1. When ready, click .
    
    A new panel will appear with the temporary credentials that you must use for this lab.
    
    If you need to pay for the lab, a pop-up will open for you to select your payment method.
    
2. Note your lab credentials in the left pane. You will use them to sign in to the Looker instance for this lab.
    
    **Note:** If you use other credentials, you will get **errors or incur charges**.
    
3. Click **Open Looker**.
    
4. Enter the provided Username and Password in the Email and Password fields.
    
    **Important:** You must use the credentials from the Connection Details panel on this page. Do not use your Google Cloud Skills Boost credentials.
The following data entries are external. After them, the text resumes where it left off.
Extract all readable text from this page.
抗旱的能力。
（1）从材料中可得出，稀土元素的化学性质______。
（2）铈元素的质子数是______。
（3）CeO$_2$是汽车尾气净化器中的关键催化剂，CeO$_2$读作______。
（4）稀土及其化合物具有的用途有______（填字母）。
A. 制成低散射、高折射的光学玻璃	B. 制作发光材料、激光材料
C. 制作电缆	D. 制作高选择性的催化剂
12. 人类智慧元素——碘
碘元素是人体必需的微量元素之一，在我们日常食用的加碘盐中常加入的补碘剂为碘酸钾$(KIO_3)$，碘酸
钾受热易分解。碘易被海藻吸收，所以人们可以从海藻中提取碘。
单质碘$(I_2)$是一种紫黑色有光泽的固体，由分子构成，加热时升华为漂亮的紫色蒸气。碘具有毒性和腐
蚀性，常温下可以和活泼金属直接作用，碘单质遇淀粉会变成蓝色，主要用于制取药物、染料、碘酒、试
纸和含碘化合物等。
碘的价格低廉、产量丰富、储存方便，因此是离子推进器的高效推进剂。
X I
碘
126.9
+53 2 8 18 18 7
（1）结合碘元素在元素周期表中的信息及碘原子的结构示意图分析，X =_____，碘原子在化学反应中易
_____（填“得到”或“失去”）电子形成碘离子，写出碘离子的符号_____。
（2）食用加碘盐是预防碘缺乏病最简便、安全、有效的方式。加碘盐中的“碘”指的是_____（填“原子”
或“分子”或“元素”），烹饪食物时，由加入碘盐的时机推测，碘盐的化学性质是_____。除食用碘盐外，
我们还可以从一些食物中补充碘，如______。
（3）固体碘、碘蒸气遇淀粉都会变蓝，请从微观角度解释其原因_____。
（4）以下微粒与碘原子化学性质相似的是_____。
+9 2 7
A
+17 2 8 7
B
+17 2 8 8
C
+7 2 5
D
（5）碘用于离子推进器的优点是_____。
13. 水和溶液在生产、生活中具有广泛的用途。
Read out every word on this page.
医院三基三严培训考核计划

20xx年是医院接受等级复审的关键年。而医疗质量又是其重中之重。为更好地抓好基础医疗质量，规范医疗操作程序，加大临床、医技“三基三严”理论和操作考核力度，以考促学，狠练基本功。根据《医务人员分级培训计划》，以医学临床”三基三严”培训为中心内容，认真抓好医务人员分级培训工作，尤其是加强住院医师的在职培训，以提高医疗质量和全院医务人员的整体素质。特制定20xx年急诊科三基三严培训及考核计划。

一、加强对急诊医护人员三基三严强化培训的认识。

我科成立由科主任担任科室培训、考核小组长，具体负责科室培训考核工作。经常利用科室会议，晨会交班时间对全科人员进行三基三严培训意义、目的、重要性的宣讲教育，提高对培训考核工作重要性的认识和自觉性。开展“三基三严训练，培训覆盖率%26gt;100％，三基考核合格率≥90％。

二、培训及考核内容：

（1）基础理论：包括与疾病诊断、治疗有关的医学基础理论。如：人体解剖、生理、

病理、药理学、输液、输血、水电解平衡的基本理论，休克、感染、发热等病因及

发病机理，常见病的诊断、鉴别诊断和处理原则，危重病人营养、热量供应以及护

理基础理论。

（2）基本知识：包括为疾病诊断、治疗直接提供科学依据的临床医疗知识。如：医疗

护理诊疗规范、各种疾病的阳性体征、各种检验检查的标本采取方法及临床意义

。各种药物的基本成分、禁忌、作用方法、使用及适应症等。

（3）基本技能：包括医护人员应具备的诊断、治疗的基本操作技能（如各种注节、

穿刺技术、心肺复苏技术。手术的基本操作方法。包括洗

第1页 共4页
If you have your own Looker account, do not use it for this lab.
    
5. Click **Log In**.
    
    After a successful login, you will see the Looker instance for this lab.
    

## **How caching works in Looker**

Looker acts like a front door attendant for a database. When a user runs a query, Looker determines whether the exact same query has been run before. If not, it allows the query to run on the database. When the results are returned, Looker caches them for future reference.

If the same query *has* been run before, Looker checks the caching policy to determine whether the results are still valid. If yes, Looker returns the cached results to the business user. This happens in less than a second.

If the same query has been run before but the results are no longer valid per the caching policy, Looker sends the query to the database. It then caches the new results for future reference.

### Datagroups

A *datagroup* is the Looker term for a named caching policy or rule. LookML developers use datagroups to manage caching on a Looker instance. Different caching policies require separate datagroup definitions. The number and types of datagroups you need to create depends on your data’s extraction, transformation, and loading (ETL) processes and business requirements.

For example, you may need to define datagroups at the model level, for individual Explores, or for persistent derived tables (PDTs), depending on how often your data is updated.

* To apply a datagroup as the default for all Explores, use the `persist_with` parameter at the model level.
    
* To apply a datagroup to a specific Explore, use the `persist_with` parameter in that Explore’s definition.
    
* To apply a datagroup to a specific set of Explores but not all Explores in a model, use the `persist_with` parameter in each Explore’s definition and specify the same datagroup name.
    

### Objects that can use datagroups

#### `persist_with`

If you apply a datagroup at the model level, Looker, by default, will apply the same caching rules to all Explores within this model.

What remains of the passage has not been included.